Project: Craggaunowen Open Air Museum
Completion Date:
Client: Shannon Heritage
Project Value:
Services Provided: Full Civil and Structural Engineering
Project Size:

Project Description

The Craggaunowen project is Ireland’s original award winning archaeological open air museum, centred around a 16th century fortified tower house (built in 1550), in County Clare. (The name Craggaunowen derives from its Irish name meaning Creagán Eohain - Owen’s little rocky hill).
The purpose of the project, which is sited on 50 acres of idyllic woodland, was to recreate several examples of early historic dwelling places.
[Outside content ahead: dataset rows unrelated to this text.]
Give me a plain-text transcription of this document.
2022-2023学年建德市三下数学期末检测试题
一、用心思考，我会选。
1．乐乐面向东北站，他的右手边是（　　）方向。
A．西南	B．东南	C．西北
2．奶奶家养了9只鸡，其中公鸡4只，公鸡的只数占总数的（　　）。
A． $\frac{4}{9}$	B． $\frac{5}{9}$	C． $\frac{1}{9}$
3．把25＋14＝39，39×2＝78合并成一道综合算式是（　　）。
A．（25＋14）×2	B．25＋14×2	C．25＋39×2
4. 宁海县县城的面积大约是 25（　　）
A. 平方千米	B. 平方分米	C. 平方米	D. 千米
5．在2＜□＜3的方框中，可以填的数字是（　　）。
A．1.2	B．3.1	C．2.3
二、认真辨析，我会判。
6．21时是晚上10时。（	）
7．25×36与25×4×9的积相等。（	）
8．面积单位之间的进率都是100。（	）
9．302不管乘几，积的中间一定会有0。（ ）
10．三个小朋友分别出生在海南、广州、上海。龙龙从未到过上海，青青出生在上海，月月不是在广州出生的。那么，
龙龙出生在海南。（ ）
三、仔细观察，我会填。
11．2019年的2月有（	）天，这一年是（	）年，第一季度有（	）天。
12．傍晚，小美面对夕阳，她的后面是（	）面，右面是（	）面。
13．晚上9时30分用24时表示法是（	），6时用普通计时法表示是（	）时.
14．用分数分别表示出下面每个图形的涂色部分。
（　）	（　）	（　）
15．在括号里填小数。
Primary features of the project include; a 4th or 5th century ringfort, a replica Fulachta Fia (Bronze Age cooking and industrial site), a Dolmen (Neolithic portal tomb), a Standing Stone (Ogham Stone) and ‘The Brendan Boat’, the (reconstructed) boat used by Saint Brendan to sail to Newfoundland in the mid-6th century.
One of the most famous features of the project is the Crannog, a reconstruction of a lake dwelling, common in Ireland during the Bronze Age and early Christian periods. (The name Crannog is taken from the Irish word crann meaning tree).
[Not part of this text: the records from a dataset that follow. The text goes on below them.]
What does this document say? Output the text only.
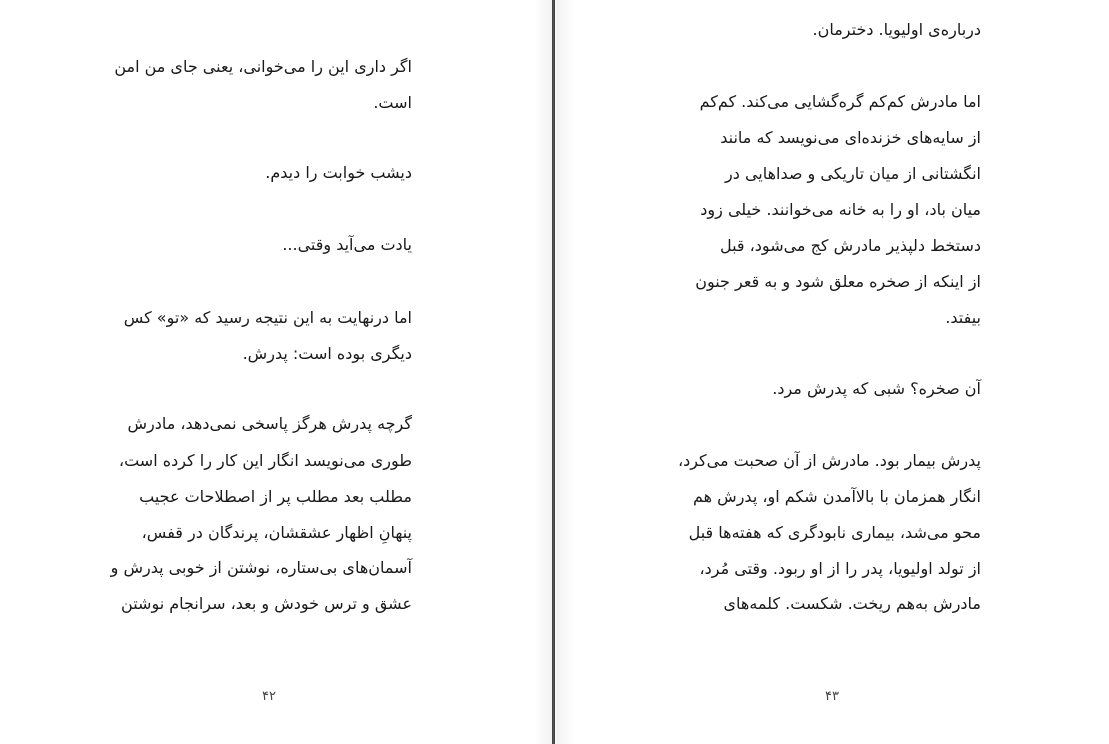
اگر داری این را می‌خوانی، یعنی جای من امن
است.
دیشب خوابت را دیدم.
یادت می‌آید وقتی...
اما درنهایت به این نتیجه رسید که «تو» کس
دیگری بوده است: پدرش.
گرچه پدرش هرگز پاسخی نمی‌دهد، مادرش
طوری می‌نویسد انگار این کار را کرده است،
مطلب بعد مطلب پر از اصطلاحات عجیب
پنهانِ اظهار عشقشان، پرندگان در قفس،
آسمان‌های بی‌ستاره، نوشتن از خوبی پدرش و
عشق و ترس خودش و بعد، سرانجام نوشتن
۴۲
درباره‌ی اولیویا. دخترمان.
اما مادرش کم‌کم گره‌گشایی می‌کند. کم‌کم
از سایه‌های خزنده‌ای می‌نویسد که مانند
انگشتانی از میان تاریکی و صداهایی در
میان باد، او را به خانه می‌خوانند. خیلی زود
دستخط دلپذیر مادرش کج می‌شود، قبل
از اینکه از صخره معلق شود و به قعر جنون
بیفتد.
آن صخره؟ شبی که پدرش مرد.
پدرش بیمار بود. مادرش از آن صحبت می‌کرد،
انگار همزمان با بالاآمدن شکم او، پدرش هم
محو می‌شد، بیماری نابودگری که هفته‌ها قبل
از تولد اولیویا، پدر را از او ربود. وقتی مُرد،
مادرش به‌هم ریخت. شکست. کلمه‌های
۴۳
Crannogs were artificial man-made islands usually built about 100m from the shore of a shallow lake. On these islands, dwellers built houses, kept animals and lived in relative security. A replica island was reconstructed, on the picturesque lake at Craggaunowen, using a build-up of layers of brushwood and other materials such as stones. A perimeter stockade and houses were constructed on the island using wattle-and-daub construction techniques.
From the initial stages of the Craggaunowen project, Garland provided a range of services and continued to do so intermittently throughout the course of the park restoration and development. Services provided included tender documentation, undertaking various site surveys, survey and design of the access road, the design of the Crannog and its associated footbridge and stockade and the design of the housing structure for “The Brendan Boat”.